Он не сказал главного. Кирилл узнал главное только в пятницу ночью, когда зашёл в подсобку без стука и увидел, как Корнеев меняет контур, — голыми руками, в раскрытом приборе, где канцелярский предохранитель бил по пальцам разрядом всякий раз, как касаешься не того. Мастер мог бы погасить разряд техникой. Но техника оставила бы след — ветер в замкнутом приборе читался бы потом как чужое вмешательство. Поэтому Корнеев работал руками. Голой кожей. И к утру правая ладонь у него была сожжена до мяса, тёмная, в лопнувших волдырях, и он прятал её в карман и говорил, что это пустяк, кора нарастёт.
Кирилл смотрел на эту руку и думал, что двадцать лет назад эта же рука вынесла его из огня. И что, кажется, она единственная во всех двух его жизнях, которая делала это не ради рычага.
Слой второй был — Марго.
— Контур Корнеева даёт ровную картину, — сказала она. — Но если в момент съёмки твоё фиолетовое полыхнёт слишком сильно — даже подменённый контур может сбиться, дать рябь, и они переснимут. Поэтому в субботу утром седьмой канал должен молчать. Не закрытый — погашенный. Снаружи.

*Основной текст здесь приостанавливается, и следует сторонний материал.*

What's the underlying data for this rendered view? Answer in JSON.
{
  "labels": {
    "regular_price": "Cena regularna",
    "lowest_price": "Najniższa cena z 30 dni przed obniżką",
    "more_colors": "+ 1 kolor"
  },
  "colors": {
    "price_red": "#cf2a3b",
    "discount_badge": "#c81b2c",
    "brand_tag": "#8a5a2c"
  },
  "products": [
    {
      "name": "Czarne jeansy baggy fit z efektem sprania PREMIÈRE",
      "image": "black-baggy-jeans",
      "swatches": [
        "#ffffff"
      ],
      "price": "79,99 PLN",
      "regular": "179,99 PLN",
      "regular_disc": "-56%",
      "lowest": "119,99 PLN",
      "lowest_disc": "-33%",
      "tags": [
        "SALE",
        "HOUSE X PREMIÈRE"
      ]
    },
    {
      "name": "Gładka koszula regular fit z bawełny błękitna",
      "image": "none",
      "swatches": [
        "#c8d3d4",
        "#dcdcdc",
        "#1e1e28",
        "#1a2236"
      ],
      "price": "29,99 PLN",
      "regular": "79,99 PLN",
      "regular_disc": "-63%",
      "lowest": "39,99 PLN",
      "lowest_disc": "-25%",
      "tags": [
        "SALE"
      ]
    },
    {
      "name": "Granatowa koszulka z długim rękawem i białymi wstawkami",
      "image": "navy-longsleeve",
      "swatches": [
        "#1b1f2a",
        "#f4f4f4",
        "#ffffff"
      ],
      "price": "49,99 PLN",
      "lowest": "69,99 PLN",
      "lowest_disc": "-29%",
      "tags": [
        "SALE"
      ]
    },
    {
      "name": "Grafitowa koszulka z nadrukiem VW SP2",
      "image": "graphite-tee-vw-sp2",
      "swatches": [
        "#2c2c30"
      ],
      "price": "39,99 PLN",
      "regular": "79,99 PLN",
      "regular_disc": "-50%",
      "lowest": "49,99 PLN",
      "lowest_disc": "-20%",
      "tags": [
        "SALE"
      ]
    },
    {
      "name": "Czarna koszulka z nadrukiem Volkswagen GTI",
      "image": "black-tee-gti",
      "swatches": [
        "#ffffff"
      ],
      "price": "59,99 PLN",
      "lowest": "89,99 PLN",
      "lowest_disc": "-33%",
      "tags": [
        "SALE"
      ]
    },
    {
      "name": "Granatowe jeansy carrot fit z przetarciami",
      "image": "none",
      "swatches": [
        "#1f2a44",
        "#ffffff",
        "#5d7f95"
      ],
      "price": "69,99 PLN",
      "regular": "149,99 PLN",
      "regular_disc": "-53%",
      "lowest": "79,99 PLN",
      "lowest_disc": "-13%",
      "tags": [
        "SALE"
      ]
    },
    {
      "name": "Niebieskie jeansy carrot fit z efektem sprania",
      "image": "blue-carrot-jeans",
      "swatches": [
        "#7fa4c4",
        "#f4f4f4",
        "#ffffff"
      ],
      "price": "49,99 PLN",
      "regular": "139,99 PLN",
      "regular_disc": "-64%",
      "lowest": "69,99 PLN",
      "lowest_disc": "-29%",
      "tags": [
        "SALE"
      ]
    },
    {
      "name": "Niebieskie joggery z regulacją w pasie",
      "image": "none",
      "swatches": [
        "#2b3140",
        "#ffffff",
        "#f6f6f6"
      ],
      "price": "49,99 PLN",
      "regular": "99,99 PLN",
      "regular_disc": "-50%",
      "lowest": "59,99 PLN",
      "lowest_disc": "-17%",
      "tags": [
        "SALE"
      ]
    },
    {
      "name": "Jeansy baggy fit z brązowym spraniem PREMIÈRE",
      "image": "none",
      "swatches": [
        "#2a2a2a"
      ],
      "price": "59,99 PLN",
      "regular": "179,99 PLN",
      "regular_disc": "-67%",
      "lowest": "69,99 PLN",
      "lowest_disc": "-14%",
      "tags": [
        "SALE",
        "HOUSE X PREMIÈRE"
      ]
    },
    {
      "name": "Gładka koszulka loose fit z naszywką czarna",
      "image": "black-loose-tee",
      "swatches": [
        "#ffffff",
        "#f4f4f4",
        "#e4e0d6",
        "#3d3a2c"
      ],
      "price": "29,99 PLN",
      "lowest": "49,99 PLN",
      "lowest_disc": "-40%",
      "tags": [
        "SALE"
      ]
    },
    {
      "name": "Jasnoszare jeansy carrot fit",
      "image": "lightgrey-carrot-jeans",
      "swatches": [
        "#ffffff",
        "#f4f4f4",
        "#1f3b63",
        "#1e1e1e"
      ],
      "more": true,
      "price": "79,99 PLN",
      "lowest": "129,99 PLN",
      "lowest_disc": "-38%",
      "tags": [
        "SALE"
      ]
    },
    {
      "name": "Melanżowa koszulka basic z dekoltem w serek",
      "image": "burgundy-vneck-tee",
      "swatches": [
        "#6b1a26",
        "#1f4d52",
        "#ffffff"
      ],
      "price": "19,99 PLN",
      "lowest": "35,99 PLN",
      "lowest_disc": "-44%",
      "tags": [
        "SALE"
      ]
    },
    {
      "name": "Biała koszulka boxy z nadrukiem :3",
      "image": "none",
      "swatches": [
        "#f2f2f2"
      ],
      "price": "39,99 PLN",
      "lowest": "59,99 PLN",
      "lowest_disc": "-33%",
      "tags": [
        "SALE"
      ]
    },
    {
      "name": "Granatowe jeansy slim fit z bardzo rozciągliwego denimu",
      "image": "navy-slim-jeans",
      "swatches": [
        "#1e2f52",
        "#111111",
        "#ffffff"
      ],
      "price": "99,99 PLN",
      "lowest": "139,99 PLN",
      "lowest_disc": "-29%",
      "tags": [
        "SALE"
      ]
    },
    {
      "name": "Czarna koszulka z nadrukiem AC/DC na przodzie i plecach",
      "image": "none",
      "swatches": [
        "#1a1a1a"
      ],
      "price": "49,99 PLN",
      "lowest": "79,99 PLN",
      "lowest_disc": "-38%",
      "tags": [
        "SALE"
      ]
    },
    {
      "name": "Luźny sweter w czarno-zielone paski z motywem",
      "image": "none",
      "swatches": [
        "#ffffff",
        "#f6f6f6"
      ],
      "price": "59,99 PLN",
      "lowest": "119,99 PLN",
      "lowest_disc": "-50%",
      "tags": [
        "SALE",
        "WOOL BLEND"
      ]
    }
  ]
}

— Ты можешь? — спросил Кирилл.
— Дед мог, — сказала Марго. Каштановые глаза с золотыми крапинками смотрели прямо. — Яков Козырев. Он изучал Нулевую полжизни и за это его убили. Но он успел записать. У меня его тетради. Есть состав — не лекарство, дед называл его «оброк». Он на несколько часов притупляет канал. Клеточно. Не лечит — глушит. Тело перестаёт чувствовать седьмой, как замёрзшую руку. — Она поморщилась. — Это больно и это вредно. Делать так часто нельзя — выжжешь канал совсем. Но один раз, на одно утро, на одно сканирование — выдержишь.
— Сколько он держит?
— Часа три. Потом отпустит, и отпустит резко. — Она посмотрела на него серьёзно. — Будь к этому времени один, Кирилл. Когда «оброк» сходит, фиолетовое возвращается всё разом, за все погашенные часы. Если ты будешь в этот момент при людях — будет хуже, чем на банкете.